Gilles Sebhan,
Au jeune Gilles qui découvre Londres en même temps que son propre corps, l’Angleterre underground et subversive ne peut apparaître qu’éminemment érotique. Le mouvement punk, en proposant une transformation radicale des codes vestimentaires et esthétiques, fait écho aux changements physiques qui s’opèrent en lui et participe à le construire.
London WC2 permet à l’écrivain français Gilles Sebhan de renouer avec le roman après deux essais consacrés respectivement à Tony Duvert ( Tony Duvert. L’Enfant silencieux ) et Jean Genet ( Domodossola. Le Suicide de Jean Genet ), tous deux parus aux éditions Denoël en 2010.
Fin des années 1970, le punk débarque en Europe. Ce mouvement de résistance à la culture dominante qui prône la liberté de création séduit immédiatement la jeunesse anglaise. Certains jeunes outre-Manche rejoignent Londres et sa culture underground. C’est le cas de la sœur du petit Gilles, de sept ans son aînée. L’amour et le désir que le petit garçon éprouvait pour Valentine « SuperTine » se déplacent alors tout naturellement vers l’Angleterre et la langue anglaise. Il se partage entre ce pays et la France. Son histoire sera ainsi marquée par la duplicité : J’ai toujours caché mon jeu, j’ai toujours été deux garçons à la fois. […] Celui qui n’était que pulsion et manœuvres, celui qui naissait dans le noir, celui qui ne correspondait absolument pas à la fiche qui avait été établie pour lui trouver un petit correspondant. Non seulement Gilles a une double identité (il devient Andrew le temps de ses cours d’anglais) mais il a en Angleterre un alter ego. En fait, la famille qui accueille Valentine est tout entière un double (mais un double inversé) de sa famille en France. Chaque membre de la famille a son homologue. Celui de Gilles est Jimmy, véritable incarnation du côté sombre de Gilles. Il en tombe amoureux. La duplicité le poursuit : son attirance se double inévitablement de honte. Il ne peut vivre l’amour, croit-il, que dans la perversion. Sa sexualité naissante, il ne la vit jamais dans la lumière mais dans l’obscurité des chiottes. Il a un corps d’homme, mais la naïveté encore enfantine de croire qu’il est le seul à « détourner l’urinoir de sa fonction », dans une « dégoûtation voluptueuse ».

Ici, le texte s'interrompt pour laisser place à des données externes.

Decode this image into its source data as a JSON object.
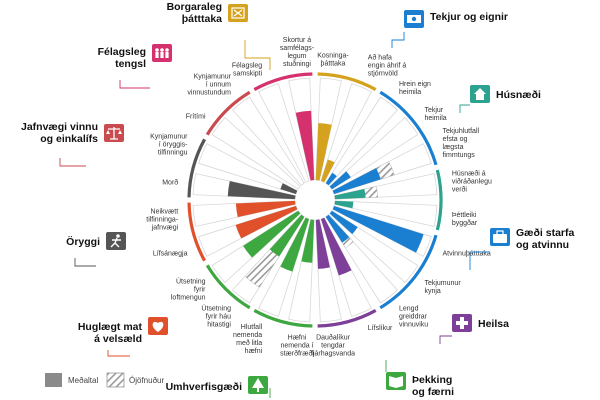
{
  "chart_data": {
    "type": "radial-bar",
    "title": "",
    "legend": [
      {
        "label": "Meðaltal",
        "style": "solid-gray"
      },
      {
        "label": "Ójöfnuður",
        "style": "hatched-gray"
      }
    ],
    "dimensions": [
      {
        "key": "civic",
        "title_lines": [
          "Borgaraleg",
          "þátttaka"
        ],
        "color": "#d4a21c",
        "icon": "ballot-icon",
        "indicators": [
          {
            "label_lines": [
              "Kosninga-",
              "þátttaka"
            ],
            "avg": 0.56,
            "ineq": 0.32
          },
          {
            "label_lines": [
              "Að hafa",
              "engin áhrif á",
              "stjórnvöld"
            ],
            "avg": 0.22,
            "ineq": 0.0
          }
        ]
      },
      {
        "key": "income",
        "title_lines": [
          "Tekjur og eignir"
        ],
        "color": "#1a7fd0",
        "icon": "money-icon",
        "indicators": [
          {
            "label_lines": [
              "Hrein eign",
              "heimila"
            ],
            "avg": 0.12,
            "ineq": 0.0
          },
          {
            "label_lines": [
              "Tekjur",
              "heimila"
            ],
            "avg": 0.22,
            "ineq": 0.08
          },
          {
            "label_lines": [
              "Tekjuhlutfall",
              "efsta og",
              "lægsta",
              "fimmtungs"
            ],
            "avg": 0.48,
            "ineq": 0.62
          }
        ]
      },
      {
        "key": "housing",
        "title_lines": [
          "Húsnæði"
        ],
        "color": "#2ba38f",
        "icon": "house-icon",
        "indicators": [
          {
            "label_lines": [
              "Húsnæði á",
              "viðráðanlegu",
              "verði"
            ],
            "avg": 0.3,
            "ineq": 0.42
          },
          {
            "label_lines": [
              "Þéttleiki",
              "byggðar"
            ],
            "avg": 0.18,
            "ineq": 0.0
          }
        ]
      },
      {
        "key": "jobs",
        "title_lines": [
          "Gæði starfa",
          "og atvinnu"
        ],
        "color": "#1a7fd0",
        "icon": "briefcase-icon",
        "indicators": [
          {
            "label_lines": [
              "Atvinnuþátttaka"
            ],
            "avg": 0.92,
            "ineq": 0.0
          },
          {
            "label_lines": [
              "Tekjumunur",
              "kynja"
            ],
            "avg": 0.3,
            "ineq": 0.0
          },
          {
            "label_lines": [
              "Lengd",
              "greiddrar",
              "vinnuviku"
            ],
            "avg": 0.3,
            "ineq": 0.36
          }
        ]
      },
      {
        "key": "health",
        "title_lines": [
          "Heilsa"
        ],
        "color": "#7e3f98",
        "icon": "health-icon",
        "indicators": [
          {
            "label_lines": [
              "Lífslíkur"
            ],
            "avg": 0.58,
            "ineq": 0.0
          },
          {
            "label_lines": [
              "Dauðalíkur",
              "tengdar",
              "fjárhagsvanda"
            ],
            "avg": 0.48,
            "ineq": 0.3
          }
        ]
      },
      {
        "key": "knowledge",
        "title_lines": [
          "Þekking",
          "og færni"
        ],
        "color": "#3da740",
        "icon": "book-icon",
        "indicators": [
          {
            "label_lines": [
              "Hæfni",
              "nemenda í",
              "stærðfræði"
            ],
            "avg": 0.42,
            "ineq": 0.0
          },
          {
            "label_lines": [
              "Hlutfall",
              "nemenda",
              "með litla",
              "hæfni"
            ],
            "avg": 0.54,
            "ineq": 0.4
          }
        ]
      },
      {
        "key": "environment",
        "title_lines": [
          "Umhverfisgæði"
        ],
        "color": "#3da740",
        "icon": "tree-icon",
        "indicators": [
          {
            "label_lines": [
              "Útsetning",
              "fyrir háu",
              "hitastigi"
            ],
            "avg": 0.46,
            "ineq": 0.82
          },
          {
            "label_lines": [
              "Útsetning",
              "fyrir",
              "loftmengun"
            ],
            "avg": 0.64,
            "ineq": 0.0
          }
        ]
      },
      {
        "key": "wellbeing",
        "title_lines": [
          "Huglægt mat",
          "á velsæld"
        ],
        "color": "#e0502a",
        "icon": "heart-icon",
        "indicators": [
          {
            "label_lines": [
              "Lífsánægja"
            ],
            "avg": 0.62,
            "ineq": 0.6
          },
          {
            "label_lines": [
              "Neikvætt",
              "tilfinninga-",
              "jafnvægi"
            ],
            "avg": 0.58,
            "ineq": 0.0
          }
        ]
      },
      {
        "key": "safety",
        "title_lines": [
          "Öryggi"
        ],
        "color": "#555555",
        "icon": "runner-icon",
        "indicators": [
          {
            "label_lines": [
              "Morð"
            ],
            "avg": 0.66,
            "ineq": 0.0
          },
          {
            "label_lines": [
              "Kynjamunur",
              "í öryggis-",
              "tilfinningu"
            ],
            "avg": 0.16,
            "ineq": 0.0
          }
        ]
      },
      {
        "key": "balance",
        "title_lines": [
          "Jafnvægi vinnu",
          "og einkalífs"
        ],
        "color": "#c94a4f",
        "icon": "scale-icon",
        "indicators": [
          {
            "label_lines": [
              "Frítími"
            ],
            "avg": 0.0,
            "ineq": 0.0
          },
          {
            "label_lines": [
              "Kynjamunur",
              "í unnum",
              "vinnustundum"
            ],
            "avg": 0.0,
            "ineq": 0.0
          }
        ]
      },
      {
        "key": "social",
        "title_lines": [
          "Félagsleg",
          "tengsl"
        ],
        "color": "#d6316f",
        "icon": "people-icon",
        "indicators": [
          {
            "label_lines": [
              "Félagsleg",
              "samskipti"
            ],
            "avg": 0.0,
            "ineq": 0.0
          },
          {
            "label_lines": [
              "Skortur á",
              "samfélags-",
              "legum",
              "stuðningi"
            ],
            "avg": 0.68,
            "ineq": 0.42
          }
        ]
      }
    ]
  }
}
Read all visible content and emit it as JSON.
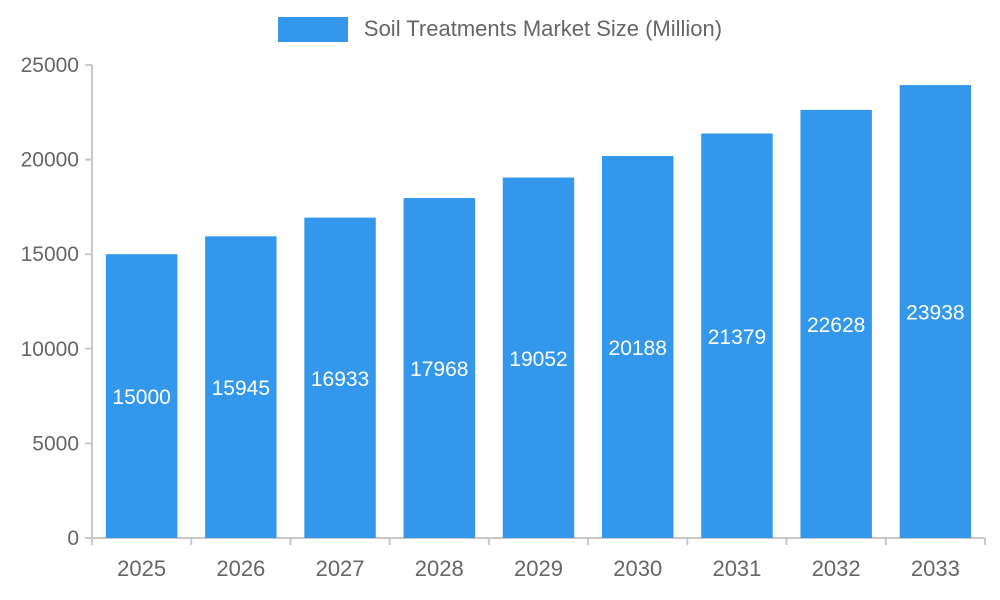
{
  "legend": {
    "label": "Soil Treatments Market Size (Million)"
  },
  "chart_data": {
    "type": "bar",
    "title": "Soil Treatments Market Size (Million)",
    "categories": [
      "2025",
      "2026",
      "2027",
      "2028",
      "2029",
      "2030",
      "2031",
      "2032",
      "2033"
    ],
    "values": [
      15000,
      15945,
      16933,
      17968,
      19052,
      20188,
      21379,
      22628,
      23938
    ],
    "xlabel": "",
    "ylabel": "",
    "ylim": [
      0,
      25000
    ],
    "yticks": [
      0,
      5000,
      10000,
      15000,
      20000,
      25000
    ],
    "grid": false,
    "legend_position": "top",
    "bar_color": "#3398EB",
    "value_label_color": "#ffffff",
    "axis_color": "#c8c8c8",
    "tick_label_color": "#666666"
  }
}
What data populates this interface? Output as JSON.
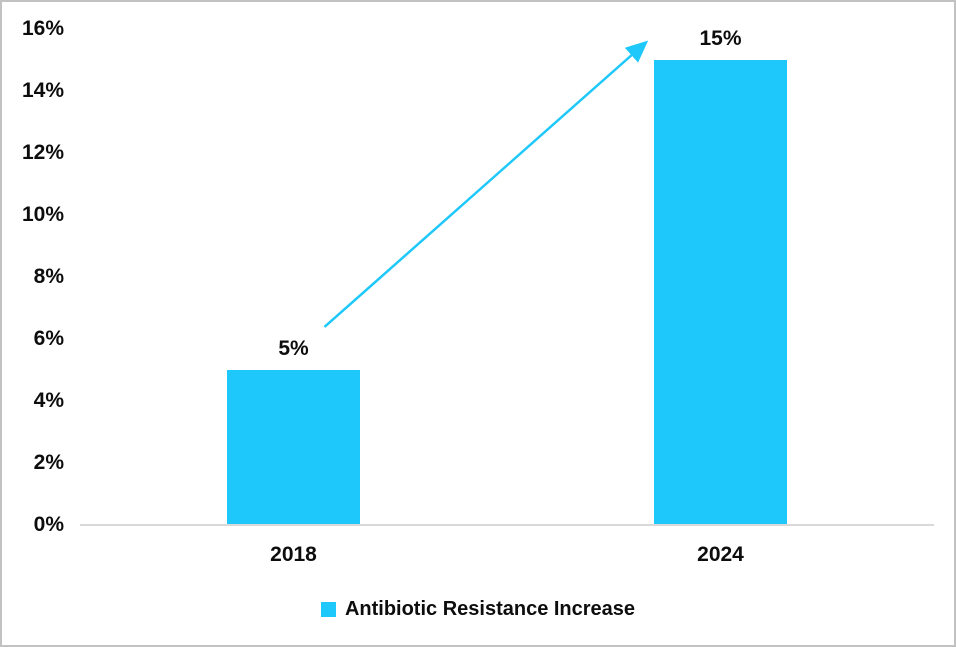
{
  "chart_data": {
    "type": "bar",
    "title": "",
    "categories": [
      "2018",
      "2024"
    ],
    "values": [
      5,
      15
    ],
    "data_labels": [
      "5%",
      "15%"
    ],
    "series": [
      {
        "name": "Antibiotic Resistance Increase",
        "values": [
          5,
          15
        ]
      }
    ],
    "xlabel": "",
    "ylabel": "",
    "ylim": [
      0,
      16
    ],
    "yticks": [
      0,
      2,
      4,
      6,
      8,
      10,
      12,
      14,
      16
    ],
    "ytick_labels": [
      "0%",
      "2%",
      "4%",
      "6%",
      "8%",
      "10%",
      "12%",
      "14%",
      "16%"
    ],
    "grid": false,
    "legend_position": "bottom",
    "annotation": {
      "type": "arrow",
      "from": "top of 2018 bar (5%)",
      "to": "top of 2024 bar (15%)"
    }
  },
  "legend": {
    "label": "Antibiotic Resistance Increase"
  },
  "colors": {
    "bar": "#1ec8fa",
    "arrow": "#1ec8fa",
    "axis_line": "#d9d9d9",
    "text": "#0d0d0d",
    "frame_border": "#c2c2c2",
    "background": "#ffffff"
  }
}
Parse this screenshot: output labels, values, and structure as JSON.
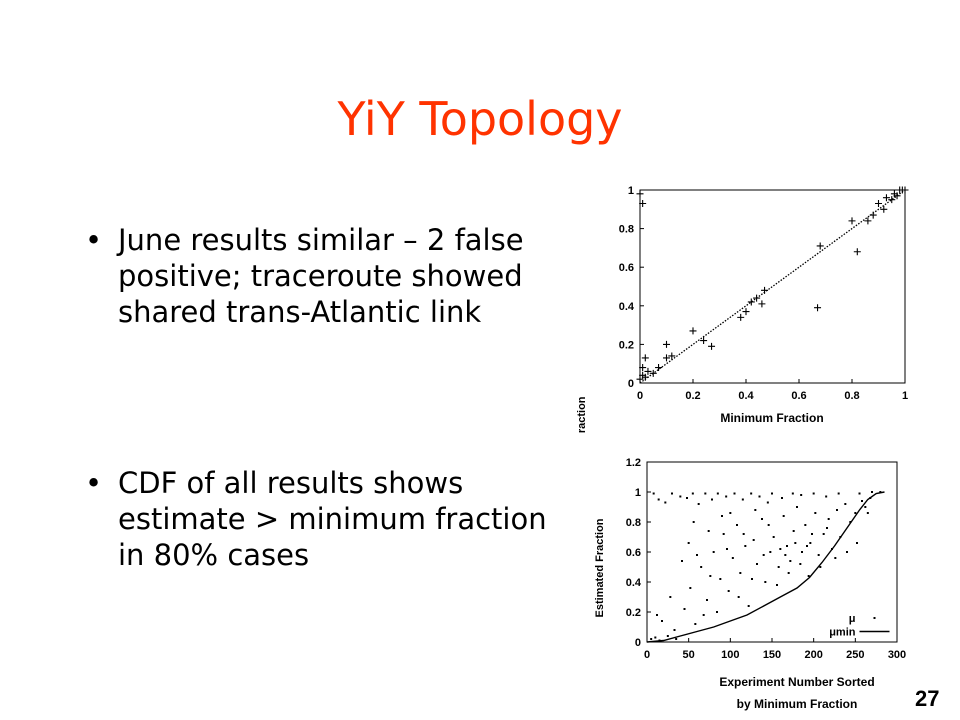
{
  "slide": {
    "title": "YiY Topology",
    "bullets": [
      "June results similar – 2 false positive; traceroute showed shared trans-Atlantic link",
      "CDF of all results shows estimate > minimum fraction in 80% cases"
    ],
    "bullet_glyph": "•",
    "page_number": "27"
  },
  "chart_data": [
    {
      "type": "scatter",
      "xlabel": "Minimum Fraction",
      "ylabel": "Estimated Fraction",
      "xlim": [
        0,
        1
      ],
      "ylim": [
        0,
        1
      ],
      "xticks": [
        "0",
        "0.2",
        "0.4",
        "0.6",
        "0.8",
        "1"
      ],
      "yticks": [
        "0",
        "0.2",
        "0.4",
        "0.6",
        "0.8",
        "1"
      ],
      "marker": "+",
      "reference_line": {
        "style": "dotted",
        "from": [
          0,
          0
        ],
        "to": [
          1,
          1
        ]
      },
      "points": [
        [
          0.0,
          0.98
        ],
        [
          0.01,
          0.93
        ],
        [
          0.0,
          0.02
        ],
        [
          0.01,
          0.04
        ],
        [
          0.02,
          0.03
        ],
        [
          0.03,
          0.06
        ],
        [
          0.05,
          0.05
        ],
        [
          0.07,
          0.08
        ],
        [
          0.01,
          0.08
        ],
        [
          0.02,
          0.13
        ],
        [
          0.1,
          0.13
        ],
        [
          0.1,
          0.2
        ],
        [
          0.12,
          0.14
        ],
        [
          0.2,
          0.27
        ],
        [
          0.24,
          0.22
        ],
        [
          0.27,
          0.19
        ],
        [
          0.38,
          0.34
        ],
        [
          0.4,
          0.37
        ],
        [
          0.42,
          0.42
        ],
        [
          0.44,
          0.44
        ],
        [
          0.46,
          0.41
        ],
        [
          0.47,
          0.48
        ],
        [
          0.67,
          0.39
        ],
        [
          0.68,
          0.71
        ],
        [
          0.8,
          0.84
        ],
        [
          0.82,
          0.68
        ],
        [
          0.86,
          0.84
        ],
        [
          0.88,
          0.87
        ],
        [
          0.9,
          0.93
        ],
        [
          0.92,
          0.9
        ],
        [
          0.93,
          0.96
        ],
        [
          0.95,
          0.95
        ],
        [
          0.96,
          0.98
        ],
        [
          0.97,
          0.97
        ],
        [
          0.98,
          1.0
        ],
        [
          0.99,
          1.0
        ],
        [
          1.0,
          1.0
        ]
      ]
    },
    {
      "type": "scatter",
      "xlabel": "Experiment Number Sorted by Minimum Fraction",
      "ylabel": "Estimated Fraction",
      "xlim": [
        0,
        300
      ],
      "ylim": [
        0,
        1.2
      ],
      "xticks": [
        "0",
        "50",
        "100",
        "150",
        "200",
        "250",
        "300"
      ],
      "yticks": [
        "0",
        "0.2",
        "0.4",
        "0.6",
        "0.8",
        "1",
        "1.2"
      ],
      "series": [
        {
          "name": "μ",
          "marker": "dot"
        },
        {
          "name": "μmin",
          "style": "line",
          "line": [
            [
              0,
              0
            ],
            [
              20,
              0.01
            ],
            [
              40,
              0.04
            ],
            [
              60,
              0.07
            ],
            [
              80,
              0.1
            ],
            [
              100,
              0.14
            ],
            [
              120,
              0.18
            ],
            [
              140,
              0.24
            ],
            [
              160,
              0.3
            ],
            [
              180,
              0.36
            ],
            [
              195,
              0.43
            ],
            [
              210,
              0.53
            ],
            [
              225,
              0.64
            ],
            [
              240,
              0.76
            ],
            [
              255,
              0.88
            ],
            [
              265,
              0.95
            ],
            [
              275,
              0.99
            ],
            [
              285,
              1.0
            ]
          ]
        }
      ],
      "points": [
        [
          5,
          0.02
        ],
        [
          10,
          0.03
        ],
        [
          15,
          0.01
        ],
        [
          25,
          0.04
        ],
        [
          35,
          0.02
        ],
        [
          8,
          0.99
        ],
        [
          14,
          0.95
        ],
        [
          22,
          0.93
        ],
        [
          30,
          0.99
        ],
        [
          40,
          0.97
        ],
        [
          48,
          0.96
        ],
        [
          55,
          0.99
        ],
        [
          62,
          0.92
        ],
        [
          70,
          0.99
        ],
        [
          78,
          0.95
        ],
        [
          85,
          0.99
        ],
        [
          95,
          0.97
        ],
        [
          105,
          0.99
        ],
        [
          115,
          0.95
        ],
        [
          125,
          0.99
        ],
        [
          135,
          0.97
        ],
        [
          145,
          0.93
        ],
        [
          150,
          0.99
        ],
        [
          162,
          0.96
        ],
        [
          175,
          0.99
        ],
        [
          185,
          0.98
        ],
        [
          200,
          0.99
        ],
        [
          215,
          0.97
        ],
        [
          230,
          0.99
        ],
        [
          255,
          0.99
        ],
        [
          270,
          1.0
        ],
        [
          280,
          1.0
        ],
        [
          12,
          0.18
        ],
        [
          18,
          0.14
        ],
        [
          28,
          0.3
        ],
        [
          33,
          0.08
        ],
        [
          45,
          0.22
        ],
        [
          52,
          0.36
        ],
        [
          58,
          0.12
        ],
        [
          65,
          0.5
        ],
        [
          72,
          0.28
        ],
        [
          80,
          0.6
        ],
        [
          88,
          0.42
        ],
        [
          92,
          0.72
        ],
        [
          98,
          0.34
        ],
        [
          103,
          0.56
        ],
        [
          108,
          0.78
        ],
        [
          112,
          0.46
        ],
        [
          118,
          0.64
        ],
        [
          122,
          0.24
        ],
        [
          128,
          0.68
        ],
        [
          132,
          0.52
        ],
        [
          138,
          0.82
        ],
        [
          142,
          0.4
        ],
        [
          148,
          0.6
        ],
        [
          152,
          0.7
        ],
        [
          158,
          0.5
        ],
        [
          164,
          0.84
        ],
        [
          168,
          0.64
        ],
        [
          172,
          0.54
        ],
        [
          176,
          0.74
        ],
        [
          180,
          0.9
        ],
        [
          186,
          0.6
        ],
        [
          190,
          0.78
        ],
        [
          196,
          0.66
        ],
        [
          202,
          0.86
        ],
        [
          206,
          0.58
        ],
        [
          212,
          0.72
        ],
        [
          218,
          0.82
        ],
        [
          222,
          0.62
        ],
        [
          228,
          0.88
        ],
        [
          232,
          0.7
        ],
        [
          238,
          0.92
        ],
        [
          244,
          0.8
        ],
        [
          250,
          0.86
        ],
        [
          258,
          0.94
        ],
        [
          262,
          0.9
        ],
        [
          268,
          0.96
        ],
        [
          60,
          0.58
        ],
        [
          68,
          0.18
        ],
        [
          76,
          0.44
        ],
        [
          84,
          0.2
        ],
        [
          96,
          0.62
        ],
        [
          110,
          0.3
        ],
        [
          126,
          0.42
        ],
        [
          140,
          0.58
        ],
        [
          156,
          0.38
        ],
        [
          170,
          0.46
        ],
        [
          184,
          0.52
        ],
        [
          194,
          0.44
        ],
        [
          208,
          0.5
        ],
        [
          226,
          0.56
        ],
        [
          240,
          0.6
        ],
        [
          252,
          0.66
        ],
        [
          265,
          0.86
        ],
        [
          100,
          0.86
        ],
        [
          130,
          0.88
        ],
        [
          160,
          0.62
        ],
        [
          178,
          0.66
        ],
        [
          198,
          0.72
        ],
        [
          42,
          0.54
        ],
        [
          50,
          0.66
        ],
        [
          56,
          0.8
        ],
        [
          74,
          0.74
        ],
        [
          90,
          0.84
        ],
        [
          116,
          0.72
        ],
        [
          146,
          0.78
        ],
        [
          166,
          0.58
        ],
        [
          192,
          0.64
        ],
        [
          216,
          0.76
        ]
      ]
    }
  ]
}
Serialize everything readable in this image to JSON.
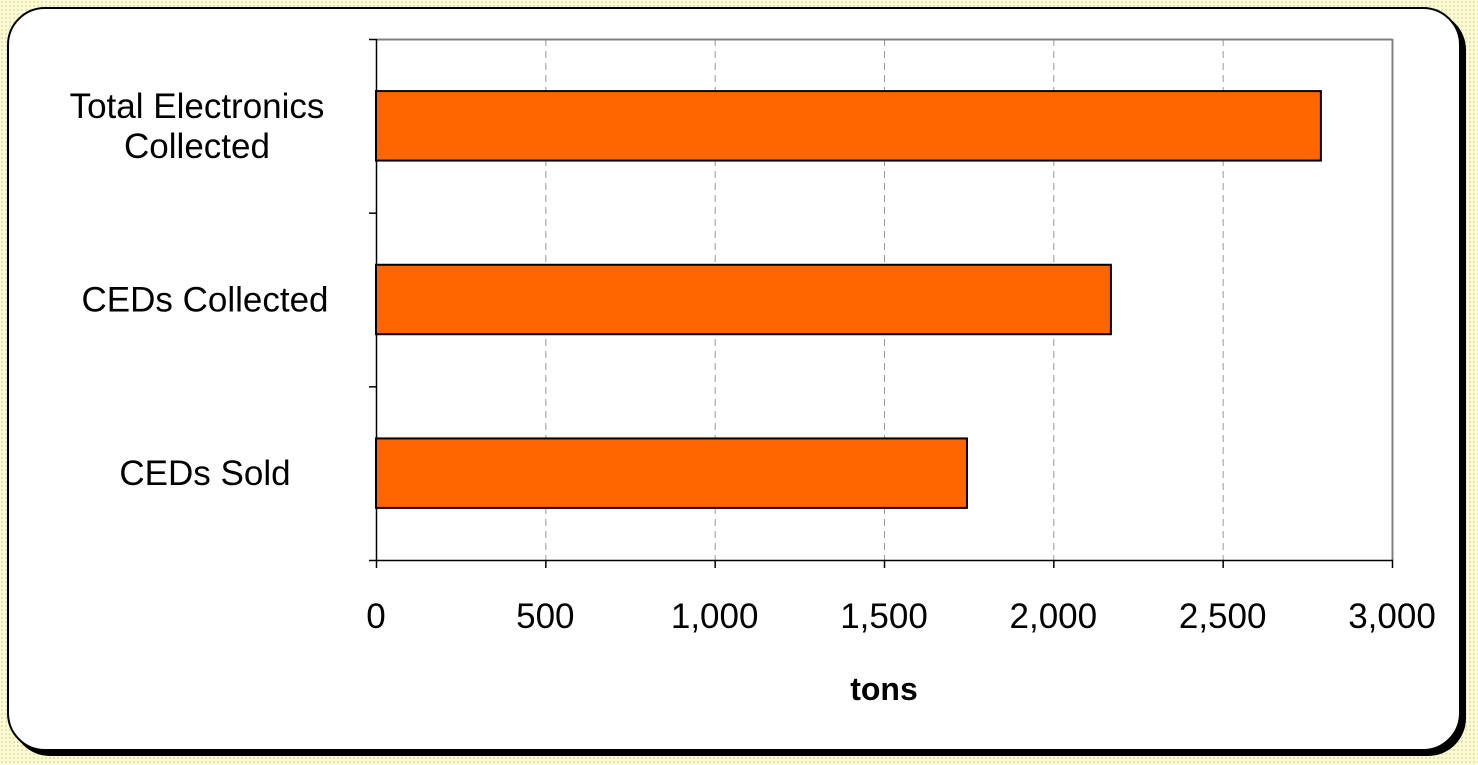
{
  "chart_data": {
    "type": "bar",
    "orientation": "horizontal",
    "categories": [
      "Total Electronics Collected",
      "CEDs Collected",
      "CEDs Sold"
    ],
    "category_label_lines": [
      [
        "Total Electronics",
        "Collected"
      ],
      [
        "CEDs Collected"
      ],
      [
        "CEDs Sold"
      ]
    ],
    "values": [
      2790,
      2170,
      1745
    ],
    "xlabel": "tons",
    "ylabel": "",
    "xlim": [
      0,
      3000
    ],
    "x_ticks": [
      0,
      500,
      1000,
      1500,
      2000,
      2500,
      3000
    ],
    "x_tick_labels": [
      "0",
      "500",
      "1,000",
      "1,500",
      "2,000",
      "2,500",
      "3,000"
    ],
    "grid": "vertical dashed",
    "legend": "none",
    "colors": {
      "bar_fill": "#ff6600",
      "bar_stroke": "#000000",
      "grid": "#999999",
      "plot_border": "#808080"
    }
  }
}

J’ai sans doute été déformé très jeune, mais je continue à penser que j’ai découvert dans mon séjour vespasien une vérité qui ne se remplace par aucun des artifices de la société. En voulant me mettre au ban, cette société m’a sans doute offert ce qu’elle voulait à tout prix me refuser : l’accès aux hommes, moi qui n’étais qu’un enfant. Je suis toujours nostalgique aujourd’hui quand j’entre dans un cabinet public, et c’est sans doute la seule chose, si rare aujourd’hui, cet alignement de vasques luisantes sous un éclairage intermittent, qui me redonne le temps et l’innocence.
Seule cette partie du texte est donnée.